Experimenting with different starting values for $X_0$ and creating a plot for the path $X_0, X_1, ..., X_n$ which illustrates the burn-in period.
```{r}
library('ggplot2')
library('gridExtra')
par(mfrow=c(2,2))

# Initialize list that will includes the trace plots 
plist <- list()
# Set n for 1000 samples
n <- 1000 
# Running the Metropolis-Hastings algorithm for sampling from the target distribution N(100, 1)
# with different starting values
for (x0 in c(-100, 85, 100, 115)){
  X <- random.walk.metropolis.hastings.generate(n=n, x0=x0)
  # Trace plot of the samples to see how the chain moved around
  plist[[length(plist)+1]] <-  ggplot(data=data.frame(X), aes(x=1:length(X), y=X)) + 
                                  geom_line() +
                                  labs(title = paste("Chain movement for x0=", x0) , x='Iteration') + 
                                  theme(text=element_text(size=12.5))
  
  # Histograms of the samples to see if they indeed look like a standard normal distribution                
  hist(X, breaks='fd', main = paste("Histogram for x0 = ", x0))
}

# Plotting the traces of the samples to see how the chain moved 
# around for the different starting values
# Finding an ideal number of columns for plot dynamically
nCol <- floor(sqrt(length(plist)))
# Dynamically call grid.arrange to plot multiple ggplots
do.call("grid.arrange", c(plist, ncol=nCol))
```

As expected, it was noticed that when the algorithm is initialized with a $X_0$ value which is very different (e.g. $x_0 = -100$) from the actual mean $\mu=100$ of the target distribution, the algorithm requires more iterations (sampling) until it converges. On the other hand, when the algorithm is initialized with the exact value of $\mu=100$ it converges instantly and samples from the target distribution are generated from the start. 

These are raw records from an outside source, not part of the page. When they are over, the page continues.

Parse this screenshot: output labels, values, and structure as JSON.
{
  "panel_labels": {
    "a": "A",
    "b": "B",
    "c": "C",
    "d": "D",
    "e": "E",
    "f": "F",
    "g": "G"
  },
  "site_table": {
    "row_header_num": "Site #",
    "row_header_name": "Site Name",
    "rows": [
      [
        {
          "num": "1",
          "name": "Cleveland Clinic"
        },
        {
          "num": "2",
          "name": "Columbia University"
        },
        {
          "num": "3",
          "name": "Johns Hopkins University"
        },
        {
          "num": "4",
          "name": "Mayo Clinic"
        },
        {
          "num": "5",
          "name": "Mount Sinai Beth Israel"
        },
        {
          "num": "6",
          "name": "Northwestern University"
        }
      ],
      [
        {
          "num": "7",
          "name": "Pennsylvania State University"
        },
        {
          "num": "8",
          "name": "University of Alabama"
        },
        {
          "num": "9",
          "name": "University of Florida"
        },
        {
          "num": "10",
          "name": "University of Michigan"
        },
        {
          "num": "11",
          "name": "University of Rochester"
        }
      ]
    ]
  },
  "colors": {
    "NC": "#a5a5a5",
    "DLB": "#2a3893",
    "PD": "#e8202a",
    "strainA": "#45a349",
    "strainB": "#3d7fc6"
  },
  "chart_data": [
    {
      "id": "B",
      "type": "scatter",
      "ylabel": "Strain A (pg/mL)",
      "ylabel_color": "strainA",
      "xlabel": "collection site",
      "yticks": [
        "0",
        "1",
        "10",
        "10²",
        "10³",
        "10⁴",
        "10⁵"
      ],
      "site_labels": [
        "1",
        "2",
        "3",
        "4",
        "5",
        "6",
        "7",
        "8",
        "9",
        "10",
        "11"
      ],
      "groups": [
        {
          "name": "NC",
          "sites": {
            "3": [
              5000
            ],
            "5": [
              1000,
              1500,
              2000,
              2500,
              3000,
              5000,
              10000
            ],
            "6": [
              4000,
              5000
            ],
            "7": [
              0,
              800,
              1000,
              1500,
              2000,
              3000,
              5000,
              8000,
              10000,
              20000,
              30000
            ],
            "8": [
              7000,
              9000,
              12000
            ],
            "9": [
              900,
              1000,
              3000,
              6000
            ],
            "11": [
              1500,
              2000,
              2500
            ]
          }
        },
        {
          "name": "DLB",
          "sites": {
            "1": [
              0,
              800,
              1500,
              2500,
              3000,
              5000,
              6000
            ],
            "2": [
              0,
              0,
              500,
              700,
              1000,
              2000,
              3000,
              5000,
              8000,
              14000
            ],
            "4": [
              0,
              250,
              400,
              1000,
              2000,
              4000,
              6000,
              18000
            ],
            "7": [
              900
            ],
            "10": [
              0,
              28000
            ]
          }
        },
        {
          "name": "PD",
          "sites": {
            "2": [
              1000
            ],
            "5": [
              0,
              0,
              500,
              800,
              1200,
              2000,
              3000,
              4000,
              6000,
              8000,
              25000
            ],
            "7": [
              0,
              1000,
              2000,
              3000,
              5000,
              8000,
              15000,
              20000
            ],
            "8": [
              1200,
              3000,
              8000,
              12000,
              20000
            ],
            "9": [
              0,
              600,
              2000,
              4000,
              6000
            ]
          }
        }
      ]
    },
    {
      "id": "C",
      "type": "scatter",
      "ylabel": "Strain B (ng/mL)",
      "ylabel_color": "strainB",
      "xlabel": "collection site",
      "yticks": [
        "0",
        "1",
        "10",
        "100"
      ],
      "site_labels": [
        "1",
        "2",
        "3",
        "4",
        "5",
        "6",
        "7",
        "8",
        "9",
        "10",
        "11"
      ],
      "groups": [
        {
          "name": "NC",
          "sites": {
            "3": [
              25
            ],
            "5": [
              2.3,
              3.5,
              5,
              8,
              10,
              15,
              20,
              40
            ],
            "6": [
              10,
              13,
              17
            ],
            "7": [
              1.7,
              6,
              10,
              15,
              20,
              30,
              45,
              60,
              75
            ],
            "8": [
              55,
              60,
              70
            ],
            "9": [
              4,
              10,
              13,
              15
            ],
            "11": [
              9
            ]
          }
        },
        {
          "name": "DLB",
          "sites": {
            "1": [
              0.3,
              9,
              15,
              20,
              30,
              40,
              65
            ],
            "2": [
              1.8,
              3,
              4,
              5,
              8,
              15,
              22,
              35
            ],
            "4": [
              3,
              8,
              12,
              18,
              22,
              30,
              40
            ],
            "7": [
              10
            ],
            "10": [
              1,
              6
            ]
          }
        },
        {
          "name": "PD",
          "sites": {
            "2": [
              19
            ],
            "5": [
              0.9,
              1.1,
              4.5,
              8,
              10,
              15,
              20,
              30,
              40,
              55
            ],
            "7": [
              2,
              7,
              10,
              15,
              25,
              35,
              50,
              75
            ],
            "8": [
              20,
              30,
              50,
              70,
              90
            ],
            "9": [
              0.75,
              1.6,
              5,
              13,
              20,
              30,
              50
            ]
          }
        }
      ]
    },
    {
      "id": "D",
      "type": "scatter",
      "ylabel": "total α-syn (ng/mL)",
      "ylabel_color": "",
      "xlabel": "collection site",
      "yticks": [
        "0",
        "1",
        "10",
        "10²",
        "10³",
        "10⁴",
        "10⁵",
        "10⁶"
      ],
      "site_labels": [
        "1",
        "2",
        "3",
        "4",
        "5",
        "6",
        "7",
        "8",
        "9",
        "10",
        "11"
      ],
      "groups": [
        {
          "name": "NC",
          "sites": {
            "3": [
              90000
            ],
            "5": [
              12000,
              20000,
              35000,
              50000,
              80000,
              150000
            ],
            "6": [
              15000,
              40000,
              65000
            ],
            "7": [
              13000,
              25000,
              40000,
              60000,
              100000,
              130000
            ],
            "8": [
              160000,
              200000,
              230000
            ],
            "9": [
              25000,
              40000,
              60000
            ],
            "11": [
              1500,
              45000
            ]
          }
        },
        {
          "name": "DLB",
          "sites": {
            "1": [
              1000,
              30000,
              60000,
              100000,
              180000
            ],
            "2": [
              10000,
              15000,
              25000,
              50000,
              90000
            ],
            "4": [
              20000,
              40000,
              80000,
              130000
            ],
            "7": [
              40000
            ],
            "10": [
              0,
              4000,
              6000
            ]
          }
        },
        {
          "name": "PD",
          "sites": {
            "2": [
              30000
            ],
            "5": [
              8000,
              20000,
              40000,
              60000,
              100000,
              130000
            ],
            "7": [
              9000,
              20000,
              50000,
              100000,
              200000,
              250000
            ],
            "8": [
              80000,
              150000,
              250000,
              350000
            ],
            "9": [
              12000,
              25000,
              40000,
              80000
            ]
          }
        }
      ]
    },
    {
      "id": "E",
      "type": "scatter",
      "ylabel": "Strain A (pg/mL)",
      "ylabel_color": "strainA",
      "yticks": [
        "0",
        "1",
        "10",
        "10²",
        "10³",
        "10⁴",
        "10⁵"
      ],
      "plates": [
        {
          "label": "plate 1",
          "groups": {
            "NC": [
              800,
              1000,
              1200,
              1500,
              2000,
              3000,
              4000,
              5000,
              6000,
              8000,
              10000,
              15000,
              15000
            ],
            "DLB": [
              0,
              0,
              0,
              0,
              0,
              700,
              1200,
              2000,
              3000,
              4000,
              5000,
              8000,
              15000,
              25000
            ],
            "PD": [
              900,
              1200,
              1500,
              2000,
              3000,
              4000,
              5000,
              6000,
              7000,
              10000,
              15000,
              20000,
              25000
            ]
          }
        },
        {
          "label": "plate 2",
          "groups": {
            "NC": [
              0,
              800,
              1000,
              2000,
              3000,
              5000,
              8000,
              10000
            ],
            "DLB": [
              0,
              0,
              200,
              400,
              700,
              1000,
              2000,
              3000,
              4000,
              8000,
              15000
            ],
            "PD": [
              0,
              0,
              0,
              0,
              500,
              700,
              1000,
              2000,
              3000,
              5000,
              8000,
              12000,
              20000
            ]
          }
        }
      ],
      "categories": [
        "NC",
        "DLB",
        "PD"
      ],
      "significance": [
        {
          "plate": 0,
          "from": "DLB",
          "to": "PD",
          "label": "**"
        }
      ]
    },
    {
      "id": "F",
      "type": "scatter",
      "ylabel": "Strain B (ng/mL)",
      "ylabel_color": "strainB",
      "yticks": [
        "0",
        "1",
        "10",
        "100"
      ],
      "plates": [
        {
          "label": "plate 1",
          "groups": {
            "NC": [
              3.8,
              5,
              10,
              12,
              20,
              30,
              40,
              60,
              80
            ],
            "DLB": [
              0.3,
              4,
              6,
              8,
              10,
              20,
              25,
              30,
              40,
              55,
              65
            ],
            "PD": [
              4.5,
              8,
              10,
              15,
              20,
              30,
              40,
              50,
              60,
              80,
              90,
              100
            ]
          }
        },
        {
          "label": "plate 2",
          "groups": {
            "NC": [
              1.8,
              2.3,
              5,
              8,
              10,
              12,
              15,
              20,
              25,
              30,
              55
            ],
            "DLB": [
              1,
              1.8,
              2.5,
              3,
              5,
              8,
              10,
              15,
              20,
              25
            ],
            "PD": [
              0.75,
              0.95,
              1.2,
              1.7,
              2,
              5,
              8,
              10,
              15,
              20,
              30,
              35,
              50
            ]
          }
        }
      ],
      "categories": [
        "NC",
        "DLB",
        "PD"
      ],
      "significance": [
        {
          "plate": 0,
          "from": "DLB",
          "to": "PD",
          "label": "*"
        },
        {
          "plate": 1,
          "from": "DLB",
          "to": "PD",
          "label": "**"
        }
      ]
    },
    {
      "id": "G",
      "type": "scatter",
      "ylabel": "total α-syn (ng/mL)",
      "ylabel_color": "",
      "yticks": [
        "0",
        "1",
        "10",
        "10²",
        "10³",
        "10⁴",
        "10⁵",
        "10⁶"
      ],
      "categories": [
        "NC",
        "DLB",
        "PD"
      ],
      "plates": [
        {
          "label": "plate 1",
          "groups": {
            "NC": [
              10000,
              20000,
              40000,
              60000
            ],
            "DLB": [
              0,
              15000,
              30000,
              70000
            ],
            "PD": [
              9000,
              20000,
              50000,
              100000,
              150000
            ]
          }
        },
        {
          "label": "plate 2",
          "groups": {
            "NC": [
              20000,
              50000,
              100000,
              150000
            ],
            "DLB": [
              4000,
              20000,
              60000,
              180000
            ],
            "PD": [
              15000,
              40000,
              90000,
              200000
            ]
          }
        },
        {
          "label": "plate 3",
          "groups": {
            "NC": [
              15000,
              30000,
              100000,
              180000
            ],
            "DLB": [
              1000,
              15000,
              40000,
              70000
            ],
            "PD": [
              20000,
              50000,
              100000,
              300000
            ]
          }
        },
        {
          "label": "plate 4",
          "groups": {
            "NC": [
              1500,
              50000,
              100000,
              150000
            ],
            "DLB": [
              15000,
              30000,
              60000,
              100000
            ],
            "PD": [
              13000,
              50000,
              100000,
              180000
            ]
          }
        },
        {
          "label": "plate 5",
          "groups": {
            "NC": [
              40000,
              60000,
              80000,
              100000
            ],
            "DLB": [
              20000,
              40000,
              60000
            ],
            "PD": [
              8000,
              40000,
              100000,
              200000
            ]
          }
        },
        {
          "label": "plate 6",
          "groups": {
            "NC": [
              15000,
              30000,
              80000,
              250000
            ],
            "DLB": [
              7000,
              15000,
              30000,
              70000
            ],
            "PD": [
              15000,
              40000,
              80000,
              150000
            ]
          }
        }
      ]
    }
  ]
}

It was also confirmed from the histograms, that with initial $X_0$ values closer to the actual $\mu=100$, the generated samples were more likely to follow the target distribution  $\mathcal{N}(100,1)$. In cases where many samples were generated before the convergence occurred, those generated samples had an impact on their corresponing histogram. In addition, the more iterations it took for the algorithm to achieve stationarity, the less normal the histogram of the generated samples looked like.